The group made, up of nineteen students and Cpl. Joe Shanley from the Department of Public Safety, was founded on advocating for women’s rights.
‘Our main goal is to end sexual violence and rape and shift societal focus,’ said Benjamin Bradley, AMI co-president and senior social work major. ‘Men need to take an active role.’
Halfway through his freshman year, Bradley became friends with Patel, now a senior psychology and child family studies major. Now, roommates Bradley and Patel are co-presidents of the group.
‘If you’re a man in America there is an image that you have to be strong and dominate and you can’t express your emotions,’ Bradley said. ‘All men go through that and SU is no different and that sort of thing starts sexual violence and rape.’
AMI was founded in 2003 after Don McPherson, former NFL quarterback and 1988 SU alumnus, presented his annual address to incoming freshmen about masculinity and sexual violence. For many of the men in the group, it was McPherson’s speech that motivated them to join.
Jacob Bartholomew, now a cultural foundations of education graduate student, joined AMI as an undergraduate at SU because of McPherson.
‘Here is this super-jock athlete who played in NFL and now he is doing all this work,’ Bartholomew said. ‘I was blown away by how passionate he was about the issue and that really came across in his talk.’
Two years later Bartholomew met Bradley. For the latter, AMI is a place to understand and define what it means to be a man.
Bartholomew, who has now been an active group member for six years, said that AMI has, and continues to be, a safe place for men.

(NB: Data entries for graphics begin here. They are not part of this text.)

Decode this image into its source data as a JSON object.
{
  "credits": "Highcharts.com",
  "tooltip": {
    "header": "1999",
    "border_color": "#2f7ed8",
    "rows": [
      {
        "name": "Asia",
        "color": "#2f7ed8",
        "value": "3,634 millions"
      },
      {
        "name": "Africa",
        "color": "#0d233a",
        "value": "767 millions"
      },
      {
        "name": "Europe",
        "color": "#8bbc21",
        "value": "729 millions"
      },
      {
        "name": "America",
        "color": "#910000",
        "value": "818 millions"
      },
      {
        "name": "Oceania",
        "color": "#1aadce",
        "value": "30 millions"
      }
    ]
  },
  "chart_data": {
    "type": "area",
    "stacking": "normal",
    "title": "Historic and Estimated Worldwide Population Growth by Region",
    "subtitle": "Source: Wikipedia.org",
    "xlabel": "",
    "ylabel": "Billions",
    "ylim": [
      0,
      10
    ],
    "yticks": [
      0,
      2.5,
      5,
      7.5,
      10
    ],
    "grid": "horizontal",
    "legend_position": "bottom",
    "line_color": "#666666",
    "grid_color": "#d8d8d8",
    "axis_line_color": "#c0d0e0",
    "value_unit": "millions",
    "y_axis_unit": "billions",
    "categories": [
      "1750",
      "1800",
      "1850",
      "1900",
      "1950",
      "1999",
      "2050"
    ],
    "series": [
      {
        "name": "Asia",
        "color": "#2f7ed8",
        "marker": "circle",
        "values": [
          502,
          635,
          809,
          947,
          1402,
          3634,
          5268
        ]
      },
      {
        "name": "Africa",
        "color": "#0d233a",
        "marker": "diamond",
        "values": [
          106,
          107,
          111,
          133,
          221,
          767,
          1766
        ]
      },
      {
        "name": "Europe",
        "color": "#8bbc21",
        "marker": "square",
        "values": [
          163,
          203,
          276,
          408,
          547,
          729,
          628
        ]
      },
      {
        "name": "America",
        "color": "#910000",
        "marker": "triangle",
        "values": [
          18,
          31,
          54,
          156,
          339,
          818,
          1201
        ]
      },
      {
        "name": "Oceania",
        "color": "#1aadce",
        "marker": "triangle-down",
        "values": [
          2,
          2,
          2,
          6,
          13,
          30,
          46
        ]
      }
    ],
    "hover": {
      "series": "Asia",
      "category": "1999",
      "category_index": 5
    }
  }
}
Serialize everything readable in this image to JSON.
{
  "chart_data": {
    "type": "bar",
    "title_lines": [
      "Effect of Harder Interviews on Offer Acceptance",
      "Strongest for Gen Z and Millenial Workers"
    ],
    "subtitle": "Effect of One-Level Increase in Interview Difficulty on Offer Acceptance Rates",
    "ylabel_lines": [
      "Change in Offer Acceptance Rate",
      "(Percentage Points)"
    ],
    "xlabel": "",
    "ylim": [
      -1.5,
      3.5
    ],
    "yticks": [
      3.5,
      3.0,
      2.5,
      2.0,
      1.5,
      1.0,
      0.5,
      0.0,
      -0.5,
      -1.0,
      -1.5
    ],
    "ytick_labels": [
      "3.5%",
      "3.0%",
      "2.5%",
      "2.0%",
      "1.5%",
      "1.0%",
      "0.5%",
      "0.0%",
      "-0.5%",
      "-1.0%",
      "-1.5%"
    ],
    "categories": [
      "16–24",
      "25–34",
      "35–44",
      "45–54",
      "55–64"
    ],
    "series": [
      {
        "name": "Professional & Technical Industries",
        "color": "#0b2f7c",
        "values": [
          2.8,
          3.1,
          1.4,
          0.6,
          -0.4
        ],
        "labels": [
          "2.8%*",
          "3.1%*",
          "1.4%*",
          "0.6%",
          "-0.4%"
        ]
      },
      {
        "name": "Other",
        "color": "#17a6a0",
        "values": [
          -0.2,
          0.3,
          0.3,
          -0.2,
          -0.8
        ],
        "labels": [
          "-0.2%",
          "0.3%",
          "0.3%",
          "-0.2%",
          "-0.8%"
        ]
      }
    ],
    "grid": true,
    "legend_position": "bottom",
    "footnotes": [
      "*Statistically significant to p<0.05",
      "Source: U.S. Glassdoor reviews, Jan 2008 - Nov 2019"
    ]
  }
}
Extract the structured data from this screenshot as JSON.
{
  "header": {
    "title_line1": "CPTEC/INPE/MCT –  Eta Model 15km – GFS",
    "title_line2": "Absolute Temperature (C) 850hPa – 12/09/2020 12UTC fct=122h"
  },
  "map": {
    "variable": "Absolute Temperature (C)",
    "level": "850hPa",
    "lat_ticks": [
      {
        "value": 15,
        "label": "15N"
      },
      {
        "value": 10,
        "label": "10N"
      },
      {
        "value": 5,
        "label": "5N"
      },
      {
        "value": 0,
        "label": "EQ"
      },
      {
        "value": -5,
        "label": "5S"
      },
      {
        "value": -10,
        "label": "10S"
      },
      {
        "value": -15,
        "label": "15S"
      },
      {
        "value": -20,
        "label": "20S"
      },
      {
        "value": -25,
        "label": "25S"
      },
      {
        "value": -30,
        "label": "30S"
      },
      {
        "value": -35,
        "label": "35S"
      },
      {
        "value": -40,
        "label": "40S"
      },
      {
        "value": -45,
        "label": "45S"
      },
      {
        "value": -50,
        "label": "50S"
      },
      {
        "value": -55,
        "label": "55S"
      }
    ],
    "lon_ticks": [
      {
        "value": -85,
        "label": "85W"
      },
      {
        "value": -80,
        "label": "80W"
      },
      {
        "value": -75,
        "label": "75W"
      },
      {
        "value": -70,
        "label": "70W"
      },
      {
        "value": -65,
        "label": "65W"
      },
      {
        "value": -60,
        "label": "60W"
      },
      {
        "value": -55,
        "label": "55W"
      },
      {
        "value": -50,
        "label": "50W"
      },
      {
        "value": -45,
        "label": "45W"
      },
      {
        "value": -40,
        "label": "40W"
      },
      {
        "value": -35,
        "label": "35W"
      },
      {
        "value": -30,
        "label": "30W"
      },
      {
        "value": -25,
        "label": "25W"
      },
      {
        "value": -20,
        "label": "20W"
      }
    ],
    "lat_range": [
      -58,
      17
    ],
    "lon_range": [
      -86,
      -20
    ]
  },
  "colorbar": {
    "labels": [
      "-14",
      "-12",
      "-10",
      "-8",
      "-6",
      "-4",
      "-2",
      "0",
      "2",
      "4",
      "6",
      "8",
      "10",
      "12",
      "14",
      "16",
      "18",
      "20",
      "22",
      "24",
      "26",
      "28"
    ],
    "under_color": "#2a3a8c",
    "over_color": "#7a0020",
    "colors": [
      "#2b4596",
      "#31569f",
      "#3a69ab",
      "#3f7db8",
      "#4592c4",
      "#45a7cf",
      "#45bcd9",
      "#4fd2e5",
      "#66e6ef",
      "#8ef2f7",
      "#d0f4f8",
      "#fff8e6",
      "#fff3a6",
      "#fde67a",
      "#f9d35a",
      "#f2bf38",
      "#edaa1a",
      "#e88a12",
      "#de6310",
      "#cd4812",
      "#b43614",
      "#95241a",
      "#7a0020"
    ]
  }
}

‘I think our biggest goal is to be place where men can explore what it means to be a man,’ he said. ‘The group changes men in that they have a new way of thinking and that’s an impact that will last the rest of their lives.’
Last August, AMI welcomed Cpl. Shanley to their weekly meetings. Shanley said he wanted to get involved to be both an educator and a student.
‘Like anything else, communication and respect are two of the main forms of developmental skills we have,’ Shanley said. ‘For me, in life, learning to communicate is only going to enhance my personal goals. It’s all about respect.’
Shanley, father of three sons and a daughter, said AMI helps him be a better role model for his children.
‘These young gentlemen look to me and help me by letting me into their lives and telling me the hard decisions they have to make on a daily basis.’